Sarah Stewart Taylor (born 1971) is an American author from Vermont.

==Early life and education==
Taylor was brought up on the North Shore of Long Island; her two parents were public school teachers. She lived in the New Hampshire side of the Upper Valley for two months each summer. She went to Middlebury College as an English literature major with a creative writing concentration. She lived in Ireland "for a few years" and went to graduate school in Dublin. She was a journalist—her writing has appeared in the Washington Post, the New York Times and the Boston Globe—and a writing teacher before moving to writing full time.

==Career==
Taylor's first series of books was a cozy mystery series set in Vermont and Massachusetts featuring an art historian, Sweeney St. George, who specializes in gravestone and funerary art. Her second series of books set in Dublin and New York follows Detective Maggie D'arcy. Her third series, set in rural Vermont in the 1960s, involves the interplay of Vermont State Police Officer Franklin Warren and amateur detective Alice Bellows. Her latest series is set in the fictional Upper Valley town of Bethany which she describes as "a little bit of Woodstock, a little bit of Hartland, a little bit of Windsor, a little bit of South Royalton and a little bit of Chester." She has also written middle grade novels including a graphic novel about Amelia Earhart illustrated by Ben Towle which was nominated for an Eisner Award.

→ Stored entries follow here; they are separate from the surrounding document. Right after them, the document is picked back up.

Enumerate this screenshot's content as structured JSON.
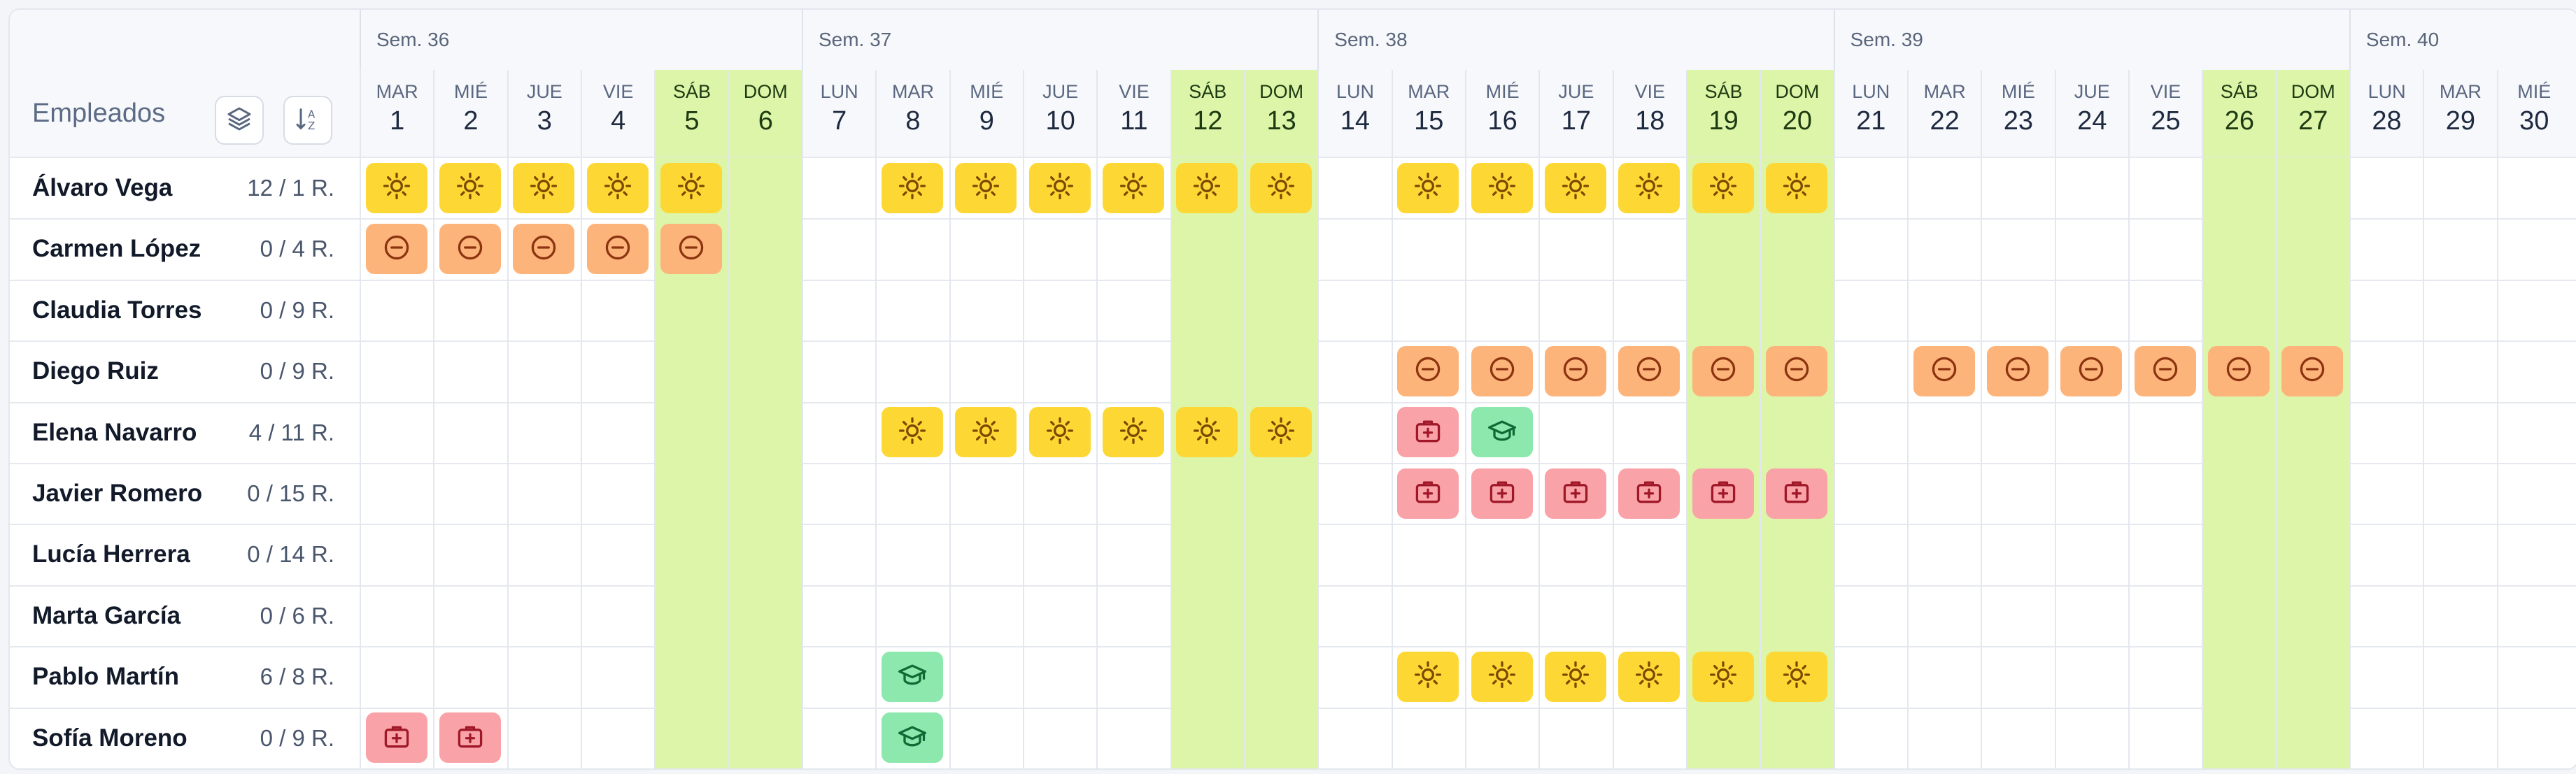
{
  "employees_title": "Empleados",
  "icons": {
    "layers_button": "layers-icon",
    "sort_button": "sort-az-icon"
  },
  "legend_icons": {
    "vac": "sun-icon",
    "neg": "minus-circle-icon",
    "sick": "medical-case-icon",
    "train": "graduation-cap-icon"
  },
  "colors": {
    "weekend": "#dcf5a8",
    "vac": "#fdd835",
    "neg": "#fdb47b",
    "sick": "#f9a3a8",
    "train": "#8ce8ad"
  },
  "weeks": [
    {
      "label": "Sem. 36",
      "start": 0,
      "span": 6
    },
    {
      "label": "Sem. 37",
      "start": 6,
      "span": 7
    },
    {
      "label": "Sem. 38",
      "start": 13,
      "span": 7
    },
    {
      "label": "Sem. 39",
      "start": 20,
      "span": 7
    },
    {
      "label": "Sem. 40",
      "start": 27,
      "span": 3
    }
  ],
  "days": [
    {
      "dow": "MAR",
      "num": "1",
      "we": false
    },
    {
      "dow": "MIÉ",
      "num": "2",
      "we": false
    },
    {
      "dow": "JUE",
      "num": "3",
      "we": false
    },
    {
      "dow": "VIE",
      "num": "4",
      "we": false
    },
    {
      "dow": "SÁB",
      "num": "5",
      "we": true
    },
    {
      "dow": "DOM",
      "num": "6",
      "we": true
    },
    {
      "dow": "LUN",
      "num": "7",
      "we": false
    },
    {
      "dow": "MAR",
      "num": "8",
      "we": false
    },
    {
      "dow": "MIÉ",
      "num": "9",
      "we": false
    },
    {
      "dow": "JUE",
      "num": "10",
      "we": false
    },
    {
      "dow": "VIE",
      "num": "11",
      "we": false
    },
    {
      "dow": "SÁB",
      "num": "12",
      "we": true
    },
    {
      "dow": "DOM",
      "num": "13",
      "we": true
    },
    {
      "dow": "LUN",
      "num": "14",
      "we": false
    },
    {
      "dow": "MAR",
      "num": "15",
      "we": false
    },
    {
      "dow": "MIÉ",
      "num": "16",
      "we": false
    },
    {
      "dow": "JUE",
      "num": "17",
      "we": false
    },
    {
      "dow": "VIE",
      "num": "18",
      "we": false
    },
    {
      "dow": "SÁB",
      "num": "19",
      "we": true
    },
    {
      "dow": "DOM",
      "num": "20",
      "we": true
    },
    {
      "dow": "LUN",
      "num": "21",
      "we": false
    },
    {
      "dow": "MAR",
      "num": "22",
      "we": false
    },
    {
      "dow": "MIÉ",
      "num": "23",
      "we": false
    },
    {
      "dow": "JUE",
      "num": "24",
      "we": false
    },
    {
      "dow": "VIE",
      "num": "25",
      "we": false
    },
    {
      "dow": "SÁB",
      "num": "26",
      "we": true
    },
    {
      "dow": "DOM",
      "num": "27",
      "we": true
    },
    {
      "dow": "LUN",
      "num": "28",
      "we": false
    },
    {
      "dow": "MAR",
      "num": "29",
      "we": false
    },
    {
      "dow": "MIÉ",
      "num": "30",
      "we": false
    }
  ],
  "employees": [
    {
      "name": "Álvaro Vega",
      "count": "12 / 1 R.",
      "absences": [
        [
          0,
          "vac"
        ],
        [
          1,
          "vac"
        ],
        [
          2,
          "vac"
        ],
        [
          3,
          "vac"
        ],
        [
          4,
          "vac"
        ],
        [
          7,
          "vac"
        ],
        [
          8,
          "vac"
        ],
        [
          9,
          "vac"
        ],
        [
          10,
          "vac"
        ],
        [
          11,
          "vac"
        ],
        [
          12,
          "vac"
        ],
        [
          14,
          "vac"
        ],
        [
          15,
          "vac"
        ],
        [
          16,
          "vac"
        ],
        [
          17,
          "vac"
        ],
        [
          18,
          "vac"
        ],
        [
          19,
          "vac"
        ]
      ]
    },
    {
      "name": "Carmen López",
      "count": "0 / 4 R.",
      "absences": [
        [
          0,
          "neg"
        ],
        [
          1,
          "neg"
        ],
        [
          2,
          "neg"
        ],
        [
          3,
          "neg"
        ],
        [
          4,
          "neg"
        ]
      ]
    },
    {
      "name": "Claudia Torres",
      "count": "0 / 9 R.",
      "absences": []
    },
    {
      "name": "Diego Ruiz",
      "count": "0 / 9 R.",
      "absences": [
        [
          14,
          "neg"
        ],
        [
          15,
          "neg"
        ],
        [
          16,
          "neg"
        ],
        [
          17,
          "neg"
        ],
        [
          18,
          "neg"
        ],
        [
          19,
          "neg"
        ],
        [
          21,
          "neg"
        ],
        [
          22,
          "neg"
        ],
        [
          23,
          "neg"
        ],
        [
          24,
          "neg"
        ],
        [
          25,
          "neg"
        ],
        [
          26,
          "neg"
        ]
      ]
    },
    {
      "name": "Elena Navarro",
      "count": "4 / 11 R.",
      "absences": [
        [
          7,
          "vac"
        ],
        [
          8,
          "vac"
        ],
        [
          9,
          "vac"
        ],
        [
          10,
          "vac"
        ],
        [
          11,
          "vac"
        ],
        [
          12,
          "vac"
        ],
        [
          14,
          "sick"
        ],
        [
          15,
          "train"
        ]
      ]
    },
    {
      "name": "Javier Romero",
      "count": "0 / 15 R.",
      "absences": [
        [
          14,
          "sick"
        ],
        [
          15,
          "sick"
        ],
        [
          16,
          "sick"
        ],
        [
          17,
          "sick"
        ],
        [
          18,
          "sick"
        ],
        [
          19,
          "sick"
        ]
      ]
    },
    {
      "name": "Lucía Herrera",
      "count": "0 / 14 R.",
      "absences": []
    },
    {
      "name": "Marta García",
      "count": "0 / 6 R.",
      "absences": []
    },
    {
      "name": "Pablo Martín",
      "count": "6 / 8 R.",
      "absences": [
        [
          7,
          "train"
        ],
        [
          14,
          "vac"
        ],
        [
          15,
          "vac"
        ],
        [
          16,
          "vac"
        ],
        [
          17,
          "vac"
        ],
        [
          18,
          "vac"
        ],
        [
          19,
          "vac"
        ]
      ]
    },
    {
      "name": "Sofía Moreno",
      "count": "0 / 9 R.",
      "absences": [
        [
          0,
          "sick"
        ],
        [
          1,
          "sick"
        ],
        [
          7,
          "train"
        ]
      ]
    }
  ]
}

Taylor has been nominated for an Agatha Award for Best First Novel and for the Dashiell Hammett Prize; her mysteries have appeared on numerous Best of the Year lists. Her novel The Mountains Wild was one of Library Journals Best Crime Novels of 2020. The fourth Maggie D'arcy mystery, A Stolen Child, was a Publishers Weekly Pick of the Week. She also likes to visit the places she writes about, in order to get a better understanding.

==Personal life==
Taylor lives in Hartland, Vermont with her husband Matt Dunne where they raise sheep and grow blueberries. They have three children.